US chip giant Qualcomm called the South Korean antitrust regulator’s move to fine it nearly $900 million for unfair business practices “an unprecedented and insupportable decision”.
The US firm claims its licensing practices, which were under investigation nearly two years, “have been in existence in South Korea and worldwide for decades and…the KFTC reviewed but did not question in a previous investigation of Qualcomm”.
The Korea Fair Trade Commission (KFTC) last week fined the company KRW1.03 trillion ($865 million) for abusing its dominant market position by linking modem sales with patent licensing deals. The penalty imposed is the largest in the KFTC’s history.
Qualcomm said that additional details of the regulator’s decision will not be available until the KFTC issues a written decision and order, which in prior cases has typically taken four to six months.
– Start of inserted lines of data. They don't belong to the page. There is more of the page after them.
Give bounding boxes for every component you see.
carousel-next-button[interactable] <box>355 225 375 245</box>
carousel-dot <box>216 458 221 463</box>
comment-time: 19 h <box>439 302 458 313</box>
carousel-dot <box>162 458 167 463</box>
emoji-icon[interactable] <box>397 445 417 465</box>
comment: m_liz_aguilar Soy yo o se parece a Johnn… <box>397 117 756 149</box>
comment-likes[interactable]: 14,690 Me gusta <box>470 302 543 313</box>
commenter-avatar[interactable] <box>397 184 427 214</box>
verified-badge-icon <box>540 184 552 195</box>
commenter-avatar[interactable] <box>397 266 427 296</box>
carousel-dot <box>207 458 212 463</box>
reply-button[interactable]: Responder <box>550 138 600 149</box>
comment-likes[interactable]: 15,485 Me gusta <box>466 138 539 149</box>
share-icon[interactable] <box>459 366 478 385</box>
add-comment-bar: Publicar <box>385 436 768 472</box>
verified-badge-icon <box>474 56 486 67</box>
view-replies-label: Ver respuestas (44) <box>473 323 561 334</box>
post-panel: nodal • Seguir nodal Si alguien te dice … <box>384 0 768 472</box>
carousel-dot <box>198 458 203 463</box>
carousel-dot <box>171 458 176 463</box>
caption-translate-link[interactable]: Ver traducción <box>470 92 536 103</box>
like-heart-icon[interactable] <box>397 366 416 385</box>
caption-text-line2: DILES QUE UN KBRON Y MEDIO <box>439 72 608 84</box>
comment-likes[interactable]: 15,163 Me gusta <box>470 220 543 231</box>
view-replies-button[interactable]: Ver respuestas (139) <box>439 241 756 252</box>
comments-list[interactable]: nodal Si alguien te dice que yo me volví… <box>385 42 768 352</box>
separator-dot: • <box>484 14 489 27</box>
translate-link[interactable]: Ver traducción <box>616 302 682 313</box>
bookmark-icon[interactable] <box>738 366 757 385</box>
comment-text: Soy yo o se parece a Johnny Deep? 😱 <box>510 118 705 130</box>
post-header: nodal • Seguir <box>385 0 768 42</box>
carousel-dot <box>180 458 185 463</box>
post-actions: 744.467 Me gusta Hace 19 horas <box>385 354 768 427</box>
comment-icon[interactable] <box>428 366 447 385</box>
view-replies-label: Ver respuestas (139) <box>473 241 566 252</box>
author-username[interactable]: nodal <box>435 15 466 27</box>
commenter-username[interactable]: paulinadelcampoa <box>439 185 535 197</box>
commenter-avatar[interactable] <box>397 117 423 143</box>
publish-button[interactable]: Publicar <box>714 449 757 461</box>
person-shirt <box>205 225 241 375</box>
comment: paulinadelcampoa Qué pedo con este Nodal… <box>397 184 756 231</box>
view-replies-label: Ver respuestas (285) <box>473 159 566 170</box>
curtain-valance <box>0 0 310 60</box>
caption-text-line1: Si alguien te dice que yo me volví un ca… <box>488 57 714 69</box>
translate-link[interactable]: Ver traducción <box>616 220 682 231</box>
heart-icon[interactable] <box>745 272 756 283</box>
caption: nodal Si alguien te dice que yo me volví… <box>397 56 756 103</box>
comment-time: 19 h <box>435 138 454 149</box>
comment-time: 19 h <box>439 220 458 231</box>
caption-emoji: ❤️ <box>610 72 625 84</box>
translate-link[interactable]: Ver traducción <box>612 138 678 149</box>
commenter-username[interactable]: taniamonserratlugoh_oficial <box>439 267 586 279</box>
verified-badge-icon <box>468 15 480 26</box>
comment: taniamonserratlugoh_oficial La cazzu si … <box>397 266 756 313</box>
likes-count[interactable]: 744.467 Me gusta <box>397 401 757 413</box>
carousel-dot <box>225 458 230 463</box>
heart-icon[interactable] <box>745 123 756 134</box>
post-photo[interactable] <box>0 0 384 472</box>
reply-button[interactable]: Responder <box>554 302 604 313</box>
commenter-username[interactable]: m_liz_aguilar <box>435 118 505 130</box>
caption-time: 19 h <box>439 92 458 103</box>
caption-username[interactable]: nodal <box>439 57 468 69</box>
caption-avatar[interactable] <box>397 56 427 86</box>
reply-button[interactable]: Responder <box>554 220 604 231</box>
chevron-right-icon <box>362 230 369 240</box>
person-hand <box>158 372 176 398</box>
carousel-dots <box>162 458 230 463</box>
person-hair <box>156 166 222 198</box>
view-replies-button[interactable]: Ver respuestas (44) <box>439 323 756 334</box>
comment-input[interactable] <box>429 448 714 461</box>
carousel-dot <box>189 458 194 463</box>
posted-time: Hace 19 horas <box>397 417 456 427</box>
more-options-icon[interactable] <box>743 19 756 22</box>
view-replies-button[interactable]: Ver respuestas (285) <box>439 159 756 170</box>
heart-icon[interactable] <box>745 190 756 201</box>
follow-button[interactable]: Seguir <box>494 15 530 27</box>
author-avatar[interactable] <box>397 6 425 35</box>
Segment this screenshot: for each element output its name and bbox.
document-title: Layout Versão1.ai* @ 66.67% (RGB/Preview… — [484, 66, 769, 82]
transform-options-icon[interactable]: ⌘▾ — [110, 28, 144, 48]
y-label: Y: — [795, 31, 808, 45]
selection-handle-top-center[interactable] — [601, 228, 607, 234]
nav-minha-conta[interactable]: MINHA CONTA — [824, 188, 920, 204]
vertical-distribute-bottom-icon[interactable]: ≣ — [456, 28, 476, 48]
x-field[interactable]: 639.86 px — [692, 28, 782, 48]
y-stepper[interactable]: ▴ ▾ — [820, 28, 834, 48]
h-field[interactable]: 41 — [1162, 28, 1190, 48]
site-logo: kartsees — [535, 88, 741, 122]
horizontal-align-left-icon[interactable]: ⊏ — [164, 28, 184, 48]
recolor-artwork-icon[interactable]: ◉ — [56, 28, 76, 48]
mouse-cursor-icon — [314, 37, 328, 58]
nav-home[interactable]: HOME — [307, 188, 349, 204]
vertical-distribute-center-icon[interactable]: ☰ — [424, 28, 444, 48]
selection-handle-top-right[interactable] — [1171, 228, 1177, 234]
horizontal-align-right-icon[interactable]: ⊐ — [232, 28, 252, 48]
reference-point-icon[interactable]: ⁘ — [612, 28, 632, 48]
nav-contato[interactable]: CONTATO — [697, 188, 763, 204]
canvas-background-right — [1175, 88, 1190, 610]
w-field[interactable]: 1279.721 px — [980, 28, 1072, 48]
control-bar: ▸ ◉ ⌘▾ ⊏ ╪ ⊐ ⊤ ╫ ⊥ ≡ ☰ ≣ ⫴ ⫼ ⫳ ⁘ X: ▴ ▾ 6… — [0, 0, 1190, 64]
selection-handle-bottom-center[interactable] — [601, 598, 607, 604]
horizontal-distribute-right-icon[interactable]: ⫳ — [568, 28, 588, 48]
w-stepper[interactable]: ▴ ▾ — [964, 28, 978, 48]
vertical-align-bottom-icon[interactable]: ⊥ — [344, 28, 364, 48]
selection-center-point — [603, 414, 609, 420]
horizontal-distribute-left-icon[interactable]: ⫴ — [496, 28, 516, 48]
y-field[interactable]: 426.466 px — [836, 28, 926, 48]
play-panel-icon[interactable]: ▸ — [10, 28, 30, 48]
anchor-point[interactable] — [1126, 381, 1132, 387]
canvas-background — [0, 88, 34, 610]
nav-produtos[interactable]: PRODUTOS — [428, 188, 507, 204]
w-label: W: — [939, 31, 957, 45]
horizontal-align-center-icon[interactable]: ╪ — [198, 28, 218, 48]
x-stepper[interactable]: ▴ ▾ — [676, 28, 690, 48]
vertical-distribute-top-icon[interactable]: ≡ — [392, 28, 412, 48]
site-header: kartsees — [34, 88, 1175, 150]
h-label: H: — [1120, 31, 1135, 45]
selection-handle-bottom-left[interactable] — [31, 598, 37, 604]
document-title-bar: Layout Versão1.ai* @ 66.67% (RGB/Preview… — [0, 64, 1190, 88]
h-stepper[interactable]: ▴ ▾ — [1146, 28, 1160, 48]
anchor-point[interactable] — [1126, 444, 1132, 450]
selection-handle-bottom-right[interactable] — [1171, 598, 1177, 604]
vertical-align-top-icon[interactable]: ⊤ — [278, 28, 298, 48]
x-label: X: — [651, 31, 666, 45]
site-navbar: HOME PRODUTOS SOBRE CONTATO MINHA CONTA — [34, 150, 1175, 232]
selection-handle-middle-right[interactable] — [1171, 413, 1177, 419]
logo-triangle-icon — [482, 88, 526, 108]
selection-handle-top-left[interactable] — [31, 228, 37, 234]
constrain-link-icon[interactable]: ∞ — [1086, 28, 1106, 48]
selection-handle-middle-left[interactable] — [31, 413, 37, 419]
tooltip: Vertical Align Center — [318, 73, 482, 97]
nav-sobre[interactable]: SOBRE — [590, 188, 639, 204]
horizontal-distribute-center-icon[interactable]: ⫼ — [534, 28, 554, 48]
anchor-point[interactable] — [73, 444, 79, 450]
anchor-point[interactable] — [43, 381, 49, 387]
Following receipt of the written order, it will file for an immediate stay of the corrective order and appeal the decision to the Seoul High Court.
In addition, it plans to appeal the amount of the fine and the method used to calculate it.
Qualcomm will be required to pay the fine within 60 days of the issuance of the order, which will be subject to possible adjustment or refund as part of the appeal process.
The KFTC said that despite requests by competing modem companies, Qualcomm refused to license, or imposed restrictions on the license for, standard essential patents (SEPs) necessary for the manufacture and sale of products.
The regulator said that by linking chipset supply with patent licensing agreements, Qualcomm “coerced the execution and performance of unfair licensing agreements by using its chipset supply as leverage, while circumventing FRAND commitments”.
It went on to say: “Qualcomm has provided handset companies with only comprehensive portfolio licences and coerced unilaterally determined royalty terms without conducting a procedure to calculate fair compensation, while coercing unfair agreements, e.g., demanding handset companies to license their patents for free.”
The KFTC said Samsung, LG, Apple, Intel, Nvidia, MediaTek, Huawei and Ericsson participated in its hearings.
The agency launched the investigation in February 2015 after complaints were filed against Qualcomm, accusing it of collecting high royalties from its Korean partners for using the firm’s standard essential patents.
Nearly two years ago Qualcomm agreed to a settlement with China’s National Development and Reform Commission (NDRC) after a long-running (and expensive) spat about its licensing practices and royalty charges.